In late 1995, SLORC Secretary-1 Lt. Gen. Khin Nyunt told Professor Yozo Yokota, the United Nations Special Rapporteur on Burma, that he had issued ‘secret directives’ to local commanders to stop all use of forced labour. He never explained to the Rapporteur why it was 3 weeks after that before he could hand over a copy of these directives, nor why such directives should be ‘secret’. Since that time, the amount of forced labour used throughout the country has only increased, and we have obtained no word from deserting SLORC soldiers or any other source of the existence of any such directive, leading us to believe strongly that the ‘secret directives’ were simply a fraud intended to divert the Rapporteur.
Finally, SLORC claims that all evidence proving the use of forced labour in Burma is concocted by political groups with the aim of overthrowing the SLORC regime. However, the vast majority of this evidence has been collected by independent local and international human rights organisations, the United Nations Special Rapporteur and other United Nations bodies, and humanitarian relief non-governmental organisations, none of which are politically oriented. Those providing the evidence are usually villagers who are victims of forced labour, whose only concern is trying to find a way to help their family survive and who have no intention of plotting to overthrow the SLORC.
Background Note on Karen Human Rights Group
The Karen Human Rights Group is a small and independent group operating in parts of Burma which are not under direct control of the SLORC (State Law & Order Restoration Council) military junta. Our aim is to help villagers in rural Burma to get their story to the outside world by translating their stories and testimonies for worldwide distribution. We have been working since 1992 interviewing villagers, the internally displaced and new refugees, gathering SLORC order documents which are issued to villages, and combining this with supporting photographic and other evidence of the human rights situation in rural areas.

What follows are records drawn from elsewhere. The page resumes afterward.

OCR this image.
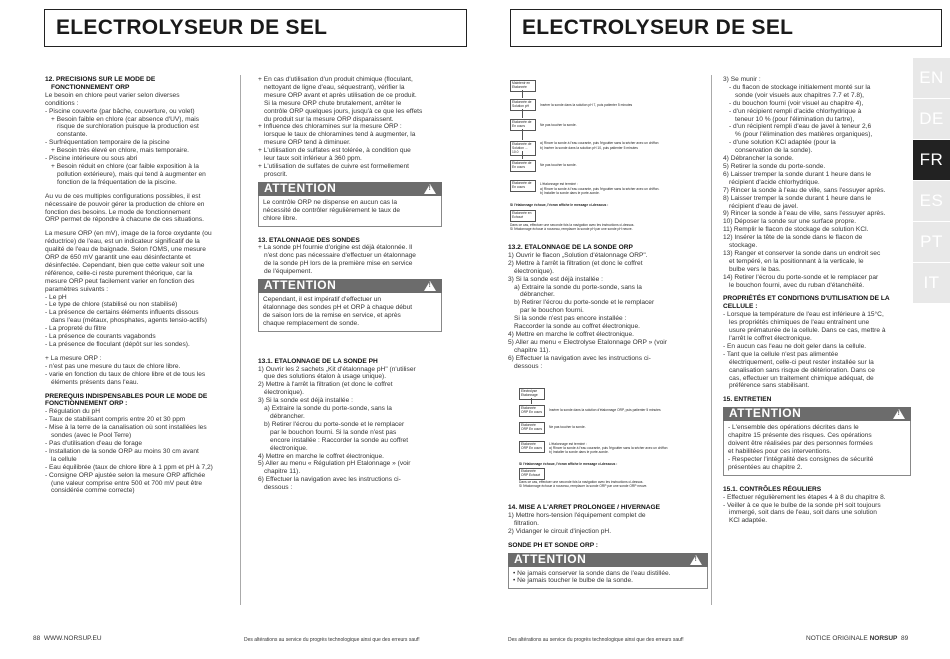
ELECTROLYSEUR DE SEL

12. PRECISIONS SUR LE MODE DE

FONCTIONNEMENT ORP

Le besoin en chlore peut varier selon diverses

conditions :

- Piscine couverte (par bâche, couverture, ou volet)

+ Besoin faible en chlore (car absence d'UV), mais

risque de surchloration puisque la production est

constante.

- Surfréquentation temporaire de la piscine

+ Besoin très élevé en chlore, mais temporaire.

- Piscine intérieure ou sous abri

+ Besoin réduit en chlore (car faible exposition à la

pollution extérieure), mais qui tend à augmenter en

fonction de la fréquentation de la piscine.

Au vu de ces multiples configurations possibles, il est

nécessaire de pouvoir gérer la production de chlore en

fonction des besoins. Le mode de fonctionnement

ORP permet de répondre à chacune de ces situations.

La mesure ORP (en mV), image de la force oxydante (ou

réductrice) de l'eau, est un indicateur significatif de la

qualité de l'eau de baignade. Selon l'OMS, une mesure

ORP de 650 mV garantit une eau désinfectante et

désinfectée. Cependant, bien que cette valeur soit une

référence, celle-ci reste purement théorique, car la

mesure ORP peut facilement varier en fonction des

paramètres suivants :

- Le pH

- Le type de chlore (stabilisé ou non stabilisé)

- La présence de certains éléments influents dissous

dans l'eau (métaux, phosphates, agents tensio-actifs)

- La propreté du filtre

- La présence de courants vagabonds

- La présence de floculant (dépôt sur les sondes).

+ La mesure ORP :

- n'est pas une mesure du taux de chlore libre.

- varie en fonction du taux de chlore libre et de tous les

éléments présents dans l'eau.

PREREQUIS INDISPENSABLES POUR LE MODE DE

FONCTIONNEMENT ORP :

- Régulation du pH

- Taux de stabilisant compris entre 20 et 30 ppm

- Mise à la terre de la canalisation où sont installées les

sondes (avec le Pool Terre)

- Pas d'utilisation d'eau de forage

- Installation de la sonde ORP au moins 30 cm avant

la cellule

- Eau équilibrée (taux de chlore libre à 1 ppm et pH à 7,2)

- Consigne ORP ajustée selon la mesure ORP affichée

(une valeur comprise entre 500 et 700 mV peut être

considérée comme correcte)

+ En cas d'utilisation d'un produit chimique (floculant,

nettoyant de ligne d'eau, séquestrant), vérifier la

mesure ORP avant et après utilisation de ce produit.

Si la mesure ORP chute brutalement, arrêter le

contrôle ORP quelques jours, jusqu'à ce que les effets

du produit sur la mesure ORP disparaissent.

+ Influence des chloramines sur la mesure ORP :

lorsque le taux de chloramines tend à augmenter, la

mesure ORP tend à diminuer.

+ L'utilisation de sulfates est tolérée, à condition que

leur taux soit inférieur à 360 ppm.

+ L'utilisation de sulfates de cuivre est formellement

proscrit.

ATTENTION
!

Le contrôle ORP ne dispense en aucun cas la

nécessité de contrôler régulièrement le taux de

chlore libre.

13. ETALONNAGE DES SONDES

+ La sonde pH fournie d'origine est déjà étalonnée. Il

n'est donc pas nécessaire d'effectuer un étalonnage

de la sonde pH lors de la première mise en service

de l'équipement.

ATTENTION
!

Cependant, il est impératif d'effectuer un

étalonnage des sondes pH et ORP à chaque début

de saison lors de la remise en service, et après

chaque remplacement de sonde.

13.1. ETALONNAGE DE LA SONDE PH

1) Ouvrir les 2 sachets „Kit d'étalonnage pH" (n'utiliser

que des solutions étalon à usage unique).

2) Mettre à l'arrêt la filtration (et donc le coffret

électronique).

3) Si la sonde est déjà installée :

a) Extraire la sonde du porte-sonde, sans la

débrancher.

b) Retirer l'écrou du porte-sonde et le remplacer

par le bouchon fourni. Si la sonde n'est pas

encore installée : Raccorder la sonde au coffret

électronique.

4) Mettre en marche le coffret électronique.

5) Aller au menu « Régulation pH Etalonnage » (voir

chapitre 11).

6) Effectuer la navigation avec les instructions ci-

dessous :

88 WWW.NORSUP.EU	Des altérations au service du progrès technologique ainsi que des erreurs sauf!
ELECTROLYSEUR DE SEL
Maintenir en Etalonnée
Etalonnée de Solution pH	Insérer la sonde dans la solution pH 7, puis patienter 5 minutes
Etalonnée de En cours	Ne pas toucher la sonde.
Etalonnée de Solution ... 10.0
a) Rincer la sonde à l'eau courante, puis l'égoutter sans la sécher avec un chiffon
b) Insérer la sonde dans la solution pH 10, puis patienter 5 minutes
Etalonnée de En cours	Ne pas toucher la sonde.
Etalonnée de En cours
L'étalonnage est terminé :
a) Rincer la sonde à l'eau courante, puis l'égoutter sans la sécher avec un chiffon.
b) Installer la sonde dans le porte-sonde.
Si l'étalonnage échoue, l'écran affiche le message ci-dessous :
Etalonnée en Echoué
Dans ce cas, effectuer une seconde fois la navigation avec les instructions ci-dessus.
Si l'étalonnage échoue à nouveau, remplacer la sonde pH par une sonde pH neuve.

13.2. ETALONNAGE DE LA SONDE ORP

1) Ouvrir le flacon „Solution d'étalonnage ORP".

2) Mettre à l'arrêt la filtration (et donc le coffret

électronique).

3) Si la sonde est déjà installée :

a) Extraire la sonde du porte-sonde, sans la

débrancher.

b) Retirer l'écrou du porte-sonde et le remplacer

par le bouchon fourni.

Si la sonde n'est pas encore installée :

Raccorder la sonde au coffret électronique.

4) Mettre en marche le coffret électronique.

5) Aller au menu « Electrolyse Etalonnage ORP » (voir

chapitre 11).

6) Effectuer la navigation avec les instructions ci-

dessous :

Electrolyse Etalonnage
Etalonnée ORP En cours	Insérer la sonde dans la solution d'étalonnage ORP, puis patienter 5 minutes
Etalonnée ORP En cours	Ne pas toucher la sonde.
Etalonnée ORP En cours
L'étalonnage est terminé :
a) Rincer la sonde à l'eau courante, puis l'égoutter sans la sécher avec un chiffon
b) Installer la sonde dans le porte-sonde.
Si l'étalonnage échoue, l'écran affiche le message ci-dessous :
Etalonnée ORP Echoué
Dans ce cas, effectuer une seconde fois la navigation avec les instructions ci-dessus.
Si l'étalonnage échoue à nouveau, remplacer la sonde ORP par une sonde ORP neuve.

14. MISE A L'ARRET PROLONGEE / HIVERNAGE

1) Mettre hors-tension l'équipement complet de

filtration.

2) Vidanger le circuit d'injection pH.

SONDE PH ET SONDE ORP :

ATTENTION
!

• Ne jamais conserver la sonde dans de l'eau distillée.

• Ne jamais toucher le bulbe de la sonde.

3) Se munir :

- du flacon de stockage initialement monté sur la

sonde (voir visuels aux chapitres 7.7 et 7.8),

- du bouchon fourni (voir visuel au chapitre 4),

- d'un récipient rempli d'acide chlorhydrique à

teneur 10 % (pour l'élimination du tartre),

- d'un récipient rempli d'eau de javel à teneur 2,6

% (pour l'élimination des matières organiques),

- d'une solution KCl adaptée (pour la

conservation de la sonde).

4) Débrancher la sonde.

5) Retirer la sonde du porte-sonde.

6) Laisser tremper la sonde durant 1 heure dans le

récipient d'acide chlorhydrique.

7) Rincer la sonde à l'eau de ville, sans l'essuyer après.

8) Laisser tremper la sonde durant 1 heure dans le

récipient d'eau de javel.

9) Rincer la sonde à l'eau de ville, sans l'essuyer après.

10) Déposer la sonde sur une surface propre.

11) Remplir le flacon de stockage de solution KCl.

12) Insérer la tête de la sonde dans le flacon de

stockage.

13) Ranger et conserver la sonde dans un endroit sec

et tempéré, en la positionnant à la verticale, le

bulbe vers le bas.

14) Retirer l'écrou du porte-sonde et le remplacer par

le bouchon fourni, avec du ruban d'étanchéité.

PROPRIÉTÉS ET CONDITIONS D'UTILISATION DE LA

CELLULE :

- Lorsque la température de l'eau est inférieure à 15°C,

les propriétés chimiques de l'eau entraînent une

usure prématurée de la cellule. Dans ce cas, mettre à

l'arrêt le coffret électronique.

- En aucun cas l'eau ne doit geler dans la cellule.

- Tant que la cellule n'est pas alimentée

électriquement, celle-ci peut rester installée sur la

canalisation sans risque de détérioration. Dans ce

cas, effectuer un traitement chimique adéquat, de

préférence sans stabilisant.

15. ENTRETIEN

ATTENTION
!

- L'ensemble des opérations décrites dans le

chapitre 15 présente des risques. Ces opérations

doivent être réalisées par des personnes formées

et habilitées pour ces interventions.

- Respecter l'intégralité des consignes de sécurité

présentées au chapitre 2.

15.1. CONTRÔLES RÉGULIERS

- Effectuer régulièrement les étapes 4 à 8 du chapitre 8.

- Veiller à ce que le bulbe de la sonde pH soit toujours

immergé, soit dans de l'eau, soit dans une solution

KCl adaptée.

Des altérations au service du progrès technologique ainsi que des erreurs sauf!	NOTICE ORIGINALE NORSUP 89
EN
DE
FR
ES
PT
IT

We document the situation in any and all parts of Burma whenever firsthand information is available, though our background and limited resources lead us to focus most of our activities in southeastern Burma, particularly Karen areas. Though KHRG often operates in or through areas controlled by the Karen National Union (KNU) and other opposition groups, we are independent and apolitical. KHRG’s actions and reports are in no way controlled, restricted, or censored by the KNU or any other group or organization. Our commitment is not to any organization, but to the villagers whose voice is far too often ignored.
Our reports and other evidence are currently distributed to international human rights organizations, various bodies of the United Nations including the Commission on Human Rights Thematic and Special Rapporteurs, the United Nations political envoys to Burma, various governments, relief organizations, Burma activist groups, academics, journalists and others worldwide.